The result: the average age of ballplayers used to be 30.7 years old; now the average age is 22.5 years old. “We de-constructed the old roster and re-built a new, younger one.”
With the physical ballpark, de-construction was more literal: they ripped up every floor, tore down every wall and replaced all the beams and bleachers. “It was a de-constructed, do-over, rehab. So you have to deconstruct a bit, and tear down what you were doing wrong and then build the foundation.”
When it came to building the foundation of the team, the Cubs created a core of young, talented, “potentially impact players” who are under the control of the team for years. “Theo’s goal is not to win in 2015, but to have sustained success.”

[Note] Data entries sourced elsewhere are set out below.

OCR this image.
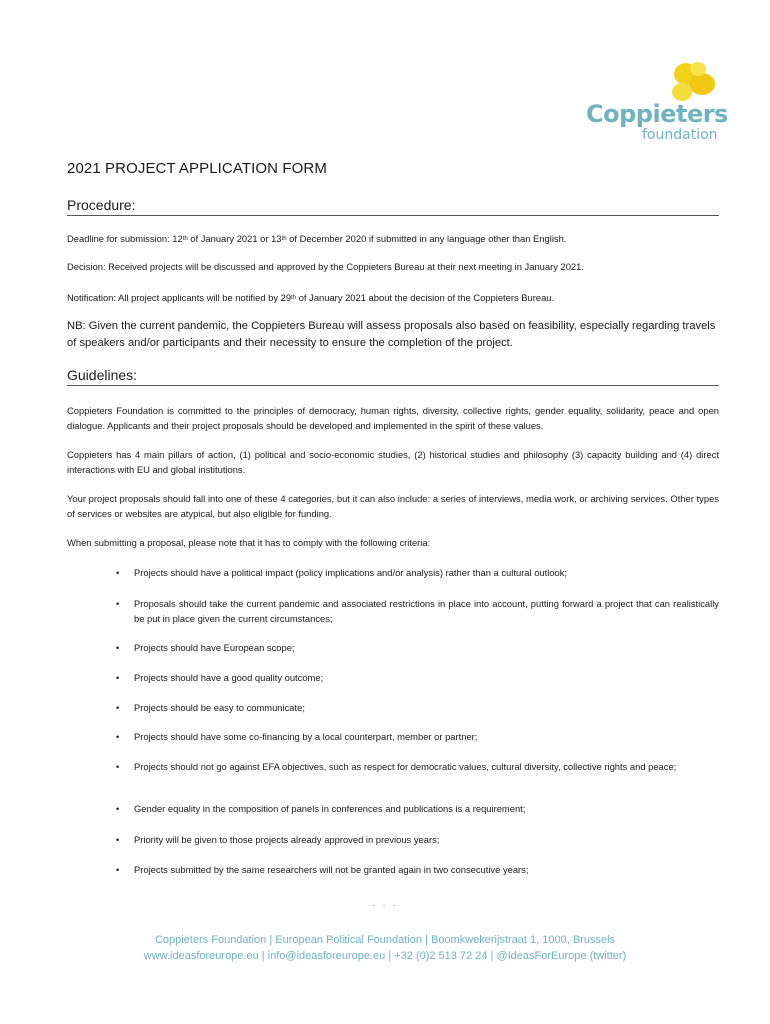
Coppieters
foundation
2021 PROJECT APPLICATION FORM
Procedure:
Deadline for submission: 12th of January 2021 or 13th of December 2020 if submitted in any language other than English.
Decision: Received projects will be discussed and approved by the Coppieters Bureau at their next meeting in January 2021.
Notification: All project applicants will be notified by 29th of January 2021 about the decision of the Coppieters Bureau.
NB: Given the current pandemic, the Coppieters Bureau will assess proposals also based on feasibility, especially regarding travels of speakers and/or participants and their necessity to ensure the completion of the project.
Guidelines:
Coppieters Foundation is committed to the principles of democracy, human rights, diversity, collective rights, gender equality, solidarity, peace and open dialogue. Applicants and their project proposals should be developed and implemented in the spirit of these values.
Coppieters has 4 main pillars of action, (1) political and socio-economic studies, (2) historical studies and philosophy (3) capacity building and (4) direct interactions with EU and global institutions.
Your project proposals should fall into one of these 4 categories, but it can also include: a series of interviews, media work, or archiving services. Other types of services or websites are atypical, but also eligible for funding.
When submitting a proposal, please note that it has to comply with the following criteria:
• Projects should have a political impact (policy implications and/or analysis) rather than a cultural outlook;
• Proposals should take the current pandemic and associated restrictions in place into account, putting forward a project that can realistically be put in place given the current circumstances;
• Projects should have European scope;
• Projects should have a good quality outcome;
• Projects should be easy to communicate;
• Projects should have some co-financing by a local counterpart, member or partner;
• Projects should not go against EFA objectives, such as respect for democratic values, cultural diversity, collective rights and peace;
• Gender equality in the composition of panels in conferences and publications is a requirement;
• Priority will be given to those projects already approved in previous years;
• Projects submitted by the same researchers will not be granted again in two consecutive years;
· · ·
Coppieters Foundation | European Political Foundation | Boomkwekerijstraat 1, 1000, Brussels
www.ideasforeurope.eu | info@ideasforeurope.eu | +32 (0)2 513 72 24 | @IdeasForEurope (twitter)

When it came to building the foundation of the ballpark, Rickets rattled off an impressive list of construction details: 50 million pounds of concrete, 10 miles of plumbing, 2 miles of handrails, 2000 tons of steel. “This isn’t a paint job. It’s a heck of a project.”
One part of strengthening the foundation included spending money on pitching. “We went out and signed what we believe by far is the best free agent available in John Lester.” The audience applauded and Ricketts followed with: “It’s more than just ‘What were his stats last year.’ You really have to dig deep. Theo came to me and said, look this is the guy we want, this is the guy we are going after. He didn’t say ‘He’s got a great ERA or he’s won a bunch of games.’ He said this guy is the highest character guy, he takes care of himself, he goes home at night, he’s healthy, he cares about winning as much as any player around. And even though he’s not the kind of guy that will go screaming through the clubhouse, he’s the kind of guy that leads by example, and the kind of guy we need on a young team. He shares our vision for success and shares the turnaround of the Chicago Cubs and he wants to be here when we start to win.”
As the Cubs add to the foundation of the ballpark, Ricketts showed diagrams of the future of the plaza and clubhouse. The current clubhouse is half the size of the average MLB clubhouse, so when a player wants to get loose, to go into the game in the 7th or 8th inning to pinch-hit, he doesn’t go to the batting tunnel as he would at 29 other parks. Instead, he uses a batting tee. In the future, players will have a proper clubhouse with batting tunnels.
Meanwhile, Wrigley neighbors will have a new plaza to use on non-game days for a farmers market or ice rink. Fans will have access to 10 more elevators, 40% more washrooms, 40 more “points of sale that are strategically located,” more kitchens, and a variety of better food and concessions on the upper deck.
Ricketts fielded a few questions from the audience after his presentation. One popular query was whether third basemen Kris Bryant will be in the starting lineup on opening day. Answer: Ricketts will leave it to the “baseball brain trust.” That brain trust subsequently made the controversial decision to demote him to the minors.
The Ricketts family bought the team October 27, 2009 from the Chicago Tribune. While Tom keeps his politics close to the vest, the rest of the family is quite different. His father, Joe Ricketts, is the founder and former CEO of TD Ameritrade, but often is known for his Super Pac called Ending Spending, Inc., a 501(c)4 organization which supports fiscal conservative candidates. Its Director is Todd Ricketts. Not to be outdone in conservative politics, brother Pete Ricketts was just elected Governor of Nebraska as a Republican. Their sister, Laura Ricketts, is on the other end of the spectrum as a significant supporter of Barack Obama. However, Tom was spotted at the victory party the night Illinois Republican Governor Bruce Rauner won the election in 2014. All four siblings are members of the Chicago Cubs Board of Directors.
Mark Weyermuller contributed to this report.